On 11-Jun-24 12:18, Ted Lemon wrote:
What I mean by moderation is that the posts of a person who has demonstrated even a single instance of apparently antisocial posting are blocked until they can be reviewed by a moderator, one by one.

Yes, that's a possible policy, but not the one described by BCP 45, which specifically refers to "a pattern of abuse". It is much the same in BCP 25 (RFC 2418) with phrases like "If the behavior persists..." and "As a last resort and after explicit warnings...".

Note, I'm not saying we couldn't change our rules, which were perhaps designed in a kinder, gentler age, but for the moment those are our rules.

I don’t mean that someone steps in once after a pattern of abusive behavior has continued for multiple exchanges over a day or more.

Regarding the rules, I very much meant what I said there: if you are socially competent, I’m sure the rules are quite clear, but for someone who is not, figuring out what behaviors are okay and what aren’t is hard: my go-to is simply to never do anything that I can even conjecture might violate one of these rules or ever make anyone in any way uncomfortable. And I still screw up.

We all do.

So simply dismissing my comment about this feels pretty unhelpful,

Sorry, my point was really what I just said in this message: our existing rules don't allow for that interpretation of "moderation". We'd need to change the rules.

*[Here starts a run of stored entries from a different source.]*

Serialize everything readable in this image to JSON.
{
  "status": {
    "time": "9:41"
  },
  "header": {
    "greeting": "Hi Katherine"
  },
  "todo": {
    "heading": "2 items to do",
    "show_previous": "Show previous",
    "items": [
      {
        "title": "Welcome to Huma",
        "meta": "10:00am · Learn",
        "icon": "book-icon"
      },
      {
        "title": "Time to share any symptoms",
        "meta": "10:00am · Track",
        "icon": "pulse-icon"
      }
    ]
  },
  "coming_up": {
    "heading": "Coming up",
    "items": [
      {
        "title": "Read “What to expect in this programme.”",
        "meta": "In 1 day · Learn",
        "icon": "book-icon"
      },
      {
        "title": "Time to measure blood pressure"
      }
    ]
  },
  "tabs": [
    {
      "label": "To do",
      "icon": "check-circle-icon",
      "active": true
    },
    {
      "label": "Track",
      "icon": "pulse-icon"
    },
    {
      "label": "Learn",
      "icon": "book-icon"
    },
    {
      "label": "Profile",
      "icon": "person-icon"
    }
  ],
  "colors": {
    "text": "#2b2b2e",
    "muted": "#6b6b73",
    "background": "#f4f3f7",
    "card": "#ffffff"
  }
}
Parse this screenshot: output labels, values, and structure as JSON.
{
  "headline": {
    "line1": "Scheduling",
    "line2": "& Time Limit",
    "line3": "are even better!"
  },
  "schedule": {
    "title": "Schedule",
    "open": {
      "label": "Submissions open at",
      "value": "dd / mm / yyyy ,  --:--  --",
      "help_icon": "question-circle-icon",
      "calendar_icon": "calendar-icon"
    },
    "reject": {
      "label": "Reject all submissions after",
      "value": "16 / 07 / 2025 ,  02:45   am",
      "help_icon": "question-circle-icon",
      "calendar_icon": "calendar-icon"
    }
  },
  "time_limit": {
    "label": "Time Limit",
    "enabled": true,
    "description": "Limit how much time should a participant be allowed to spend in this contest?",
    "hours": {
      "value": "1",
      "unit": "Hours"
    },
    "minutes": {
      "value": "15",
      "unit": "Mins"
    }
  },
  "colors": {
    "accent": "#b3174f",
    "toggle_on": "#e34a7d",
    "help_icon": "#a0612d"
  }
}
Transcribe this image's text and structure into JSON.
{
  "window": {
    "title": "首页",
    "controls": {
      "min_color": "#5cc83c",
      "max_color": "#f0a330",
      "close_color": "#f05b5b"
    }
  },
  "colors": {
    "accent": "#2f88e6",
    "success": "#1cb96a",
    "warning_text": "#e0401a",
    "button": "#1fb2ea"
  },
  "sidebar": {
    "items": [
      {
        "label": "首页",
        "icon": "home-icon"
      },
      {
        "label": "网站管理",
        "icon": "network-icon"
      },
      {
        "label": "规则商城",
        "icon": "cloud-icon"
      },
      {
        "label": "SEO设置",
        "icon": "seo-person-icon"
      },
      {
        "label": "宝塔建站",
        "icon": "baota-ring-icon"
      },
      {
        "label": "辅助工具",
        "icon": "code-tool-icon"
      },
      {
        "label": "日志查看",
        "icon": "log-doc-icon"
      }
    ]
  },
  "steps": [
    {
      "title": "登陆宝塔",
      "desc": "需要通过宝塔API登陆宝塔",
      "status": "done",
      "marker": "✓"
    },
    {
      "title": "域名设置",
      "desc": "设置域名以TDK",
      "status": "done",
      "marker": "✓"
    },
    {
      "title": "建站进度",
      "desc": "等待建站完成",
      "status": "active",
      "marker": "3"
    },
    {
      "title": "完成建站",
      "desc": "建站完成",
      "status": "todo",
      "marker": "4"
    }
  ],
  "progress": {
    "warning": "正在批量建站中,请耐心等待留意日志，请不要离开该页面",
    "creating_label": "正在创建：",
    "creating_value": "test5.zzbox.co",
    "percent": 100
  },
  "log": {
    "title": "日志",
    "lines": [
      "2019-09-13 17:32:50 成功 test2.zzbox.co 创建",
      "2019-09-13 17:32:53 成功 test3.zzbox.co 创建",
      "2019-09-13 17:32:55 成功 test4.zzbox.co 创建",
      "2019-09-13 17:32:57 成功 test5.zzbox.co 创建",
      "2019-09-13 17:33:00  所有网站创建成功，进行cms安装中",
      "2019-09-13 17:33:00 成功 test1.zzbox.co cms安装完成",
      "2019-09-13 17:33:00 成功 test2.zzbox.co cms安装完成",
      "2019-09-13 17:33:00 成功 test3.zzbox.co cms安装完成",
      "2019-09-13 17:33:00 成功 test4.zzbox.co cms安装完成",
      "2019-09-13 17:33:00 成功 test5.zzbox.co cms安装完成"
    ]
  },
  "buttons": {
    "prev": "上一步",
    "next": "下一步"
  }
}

If draft-ecahc-moderation were to move forward, this could be one of the points to be considered.

although I realize it may seem a bit off-topic. I think being clear, giving examples, etc, might actually be useful for some participants. It might even prevent some people from getting angry and acting out, which was my point.

That seems like useful input for the eodir folk (https://datatracker.ietf.org/group/eodir/about/), although educational/tutorial material in this area is tricky to get right.

Regards
    Brian

Op ma 10 jun 2024 om 17:00 schreef Brian E Carpenter <brian.e.carpenter@xxxxxxxxx <mailto:brian.e.carpenter@xxxxxxxxx>>

    Why was this thread on the last-call list? It's not about a last call.

    On 11-Jun-24 04:05, Ted Lemon wrote:
    ...
     > I would say that this PR-action is too little

    Read BCP 83. It is *indefinite* unless revoked, and all list managers may apply it at their discretion. How is that too little? It allows the IETF to completely muzzle somebody.

     > , too late.

    Possibly, but anybody could have requested the IESG to do this sooner, but nobody did.

    ...

     > Right now we don't actually have any sort of formal moderation process,

    Huh? That's exactly what the moderators just did.

    ...

     > I would say our current harassment policy is actually fairly vague.

    I think the Ombudsteam would beg to differ, but in any case this isn't an anti-harassment action; that's a separate pathway.

    On 11-Jun-24 04:07, Ted Lemon wrote:

     > Oh, one additional point: a PR-action shouldn't be per-mailing list.

    It isn't. It allows all list managers to block the sender.

    On 11-Jun-24 04:34, Chris Box wrote:

     > Last year many former IETF Chairs proposed such an IETF-wide moderation scheme:
     > https://www.ietf.org/archive/id/draft-ecahc-moderation-00.html <https://www.ietf.org/archive/id/draft-ecahc-moderation-00.html>

    We did. But moderation would still start with the WG Chairs - a single team cannot feasibly moderate all lists. Maybe this needs to be in the gendispatch/alldispatch list.